With the exception of parts of Sussex and Ocean counties in New Jersey, nearly the entire Tri-State is at least unusually dry. Nearly half of the region is experiencing at least moderate drought.

Drought conditions continue to escalate during this relatively dry summer, with severe drought occurring in parts of the region.

In New York City, 90.8% of Brooklyn, 42.35% of Staten Island, and 28.62% of Queens are experiencing severe drought.

It’s the first time in 20 years since the summer of 2002 that Brooklyn has experienced a severe drought. It is clear from the fact that there are many brown grasslands and many fallen leaves.

This severe drought region stretches east to southern Nassau County on Long Island and west to parts of Hudson, Essex, and Union counties in New Jersey. These regions have not experienced severe drought since 2017.
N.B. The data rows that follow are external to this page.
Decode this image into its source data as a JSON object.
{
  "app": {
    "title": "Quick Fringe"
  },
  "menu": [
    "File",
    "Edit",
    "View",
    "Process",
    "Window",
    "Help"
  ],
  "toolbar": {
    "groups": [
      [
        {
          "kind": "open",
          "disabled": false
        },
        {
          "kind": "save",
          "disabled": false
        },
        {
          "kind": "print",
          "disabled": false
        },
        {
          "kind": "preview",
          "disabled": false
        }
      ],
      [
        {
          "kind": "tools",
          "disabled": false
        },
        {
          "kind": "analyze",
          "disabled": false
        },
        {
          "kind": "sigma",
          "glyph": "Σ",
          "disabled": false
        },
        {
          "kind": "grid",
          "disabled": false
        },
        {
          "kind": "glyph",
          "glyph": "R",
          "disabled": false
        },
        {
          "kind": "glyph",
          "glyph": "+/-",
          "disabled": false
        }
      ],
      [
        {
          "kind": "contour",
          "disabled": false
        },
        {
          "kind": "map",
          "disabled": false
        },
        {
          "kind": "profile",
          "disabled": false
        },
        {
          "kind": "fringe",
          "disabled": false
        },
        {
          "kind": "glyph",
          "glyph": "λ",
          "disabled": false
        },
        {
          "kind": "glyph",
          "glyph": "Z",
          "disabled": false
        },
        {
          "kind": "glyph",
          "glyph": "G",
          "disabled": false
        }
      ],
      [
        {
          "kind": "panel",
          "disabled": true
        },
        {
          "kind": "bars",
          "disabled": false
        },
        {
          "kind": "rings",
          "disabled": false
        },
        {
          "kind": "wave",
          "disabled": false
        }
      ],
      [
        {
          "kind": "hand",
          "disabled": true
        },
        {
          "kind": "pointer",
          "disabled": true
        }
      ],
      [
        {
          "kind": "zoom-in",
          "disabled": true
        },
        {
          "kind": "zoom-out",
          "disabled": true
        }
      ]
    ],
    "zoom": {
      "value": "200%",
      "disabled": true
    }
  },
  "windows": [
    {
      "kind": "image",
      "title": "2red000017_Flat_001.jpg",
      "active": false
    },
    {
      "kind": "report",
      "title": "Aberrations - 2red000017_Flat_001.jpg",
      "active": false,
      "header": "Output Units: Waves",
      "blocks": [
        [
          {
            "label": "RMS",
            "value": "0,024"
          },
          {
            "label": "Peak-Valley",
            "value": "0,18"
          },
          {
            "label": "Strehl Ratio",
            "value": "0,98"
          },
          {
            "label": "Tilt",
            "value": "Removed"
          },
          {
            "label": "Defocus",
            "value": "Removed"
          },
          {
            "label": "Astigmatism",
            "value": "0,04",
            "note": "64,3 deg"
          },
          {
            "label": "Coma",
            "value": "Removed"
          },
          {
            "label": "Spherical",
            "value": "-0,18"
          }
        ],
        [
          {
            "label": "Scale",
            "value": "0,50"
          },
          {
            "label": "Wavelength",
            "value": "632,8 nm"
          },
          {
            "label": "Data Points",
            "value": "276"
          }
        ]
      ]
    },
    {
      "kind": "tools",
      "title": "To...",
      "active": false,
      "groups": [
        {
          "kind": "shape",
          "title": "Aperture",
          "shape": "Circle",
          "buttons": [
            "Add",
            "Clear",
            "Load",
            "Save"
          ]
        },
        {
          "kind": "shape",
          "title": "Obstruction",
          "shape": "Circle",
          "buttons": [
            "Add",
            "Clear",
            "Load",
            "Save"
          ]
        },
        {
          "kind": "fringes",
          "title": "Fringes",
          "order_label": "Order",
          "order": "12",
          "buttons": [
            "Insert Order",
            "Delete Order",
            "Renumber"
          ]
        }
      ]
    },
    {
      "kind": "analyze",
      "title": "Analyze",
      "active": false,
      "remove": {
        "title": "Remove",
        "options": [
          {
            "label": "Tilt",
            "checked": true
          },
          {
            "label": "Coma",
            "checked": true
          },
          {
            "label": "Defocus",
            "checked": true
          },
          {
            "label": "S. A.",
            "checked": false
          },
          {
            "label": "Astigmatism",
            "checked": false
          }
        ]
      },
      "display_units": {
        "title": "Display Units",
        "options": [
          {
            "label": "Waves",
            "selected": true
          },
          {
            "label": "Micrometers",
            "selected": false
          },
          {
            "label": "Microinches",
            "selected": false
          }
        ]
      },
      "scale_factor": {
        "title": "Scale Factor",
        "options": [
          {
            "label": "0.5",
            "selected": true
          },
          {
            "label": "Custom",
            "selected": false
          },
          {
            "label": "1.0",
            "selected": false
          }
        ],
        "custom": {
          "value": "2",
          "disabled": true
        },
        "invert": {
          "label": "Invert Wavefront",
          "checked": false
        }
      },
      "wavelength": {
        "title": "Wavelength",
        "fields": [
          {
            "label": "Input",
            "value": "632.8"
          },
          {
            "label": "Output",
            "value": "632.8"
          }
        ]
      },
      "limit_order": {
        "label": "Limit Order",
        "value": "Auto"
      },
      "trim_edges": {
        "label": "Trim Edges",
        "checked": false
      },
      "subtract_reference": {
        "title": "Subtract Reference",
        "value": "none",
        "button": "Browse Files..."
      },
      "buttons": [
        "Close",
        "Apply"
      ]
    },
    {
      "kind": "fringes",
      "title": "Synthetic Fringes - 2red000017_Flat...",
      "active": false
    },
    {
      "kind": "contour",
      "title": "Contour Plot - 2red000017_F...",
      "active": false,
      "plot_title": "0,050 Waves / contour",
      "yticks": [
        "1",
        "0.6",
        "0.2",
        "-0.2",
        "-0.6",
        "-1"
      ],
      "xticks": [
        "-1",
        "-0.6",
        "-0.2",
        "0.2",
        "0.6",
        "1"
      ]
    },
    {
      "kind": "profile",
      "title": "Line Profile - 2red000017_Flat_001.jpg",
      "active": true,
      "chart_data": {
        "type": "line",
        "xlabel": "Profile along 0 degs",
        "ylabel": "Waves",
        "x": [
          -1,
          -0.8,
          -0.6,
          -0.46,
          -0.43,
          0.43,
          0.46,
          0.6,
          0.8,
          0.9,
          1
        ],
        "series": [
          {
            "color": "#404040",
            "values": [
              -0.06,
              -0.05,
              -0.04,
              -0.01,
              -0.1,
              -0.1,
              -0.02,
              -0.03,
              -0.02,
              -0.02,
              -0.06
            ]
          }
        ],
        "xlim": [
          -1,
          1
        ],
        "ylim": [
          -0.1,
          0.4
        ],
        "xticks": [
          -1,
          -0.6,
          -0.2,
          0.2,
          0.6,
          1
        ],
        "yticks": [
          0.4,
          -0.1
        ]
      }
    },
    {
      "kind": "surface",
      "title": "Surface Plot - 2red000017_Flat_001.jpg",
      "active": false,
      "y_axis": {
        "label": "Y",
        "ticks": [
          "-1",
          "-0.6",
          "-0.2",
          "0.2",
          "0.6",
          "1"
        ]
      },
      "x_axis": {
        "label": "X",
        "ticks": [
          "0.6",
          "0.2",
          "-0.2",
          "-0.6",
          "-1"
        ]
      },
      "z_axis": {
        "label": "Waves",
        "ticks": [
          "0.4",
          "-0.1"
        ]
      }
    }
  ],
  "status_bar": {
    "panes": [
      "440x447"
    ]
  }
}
It was also the last time the Hudson Valley and parts of western Connecticut saw a severe drought. Much of New York City’s water system is located in parts of Westchester and Putnam counties. Most of the region is exposed to moderate drought. 85.16% of Putnam County is experiencing severe drought.

what’s next?

If this troubling trend continues, water restrictions may soon be possible. His official monthly forecast for August from the Center for Climate Prediction shows slightly below average precipitation for the Hudson Valley and Connecticut. At CPC, New York City, Long Island, and New Jersey have an equal chance of above-average or below-average precipitation.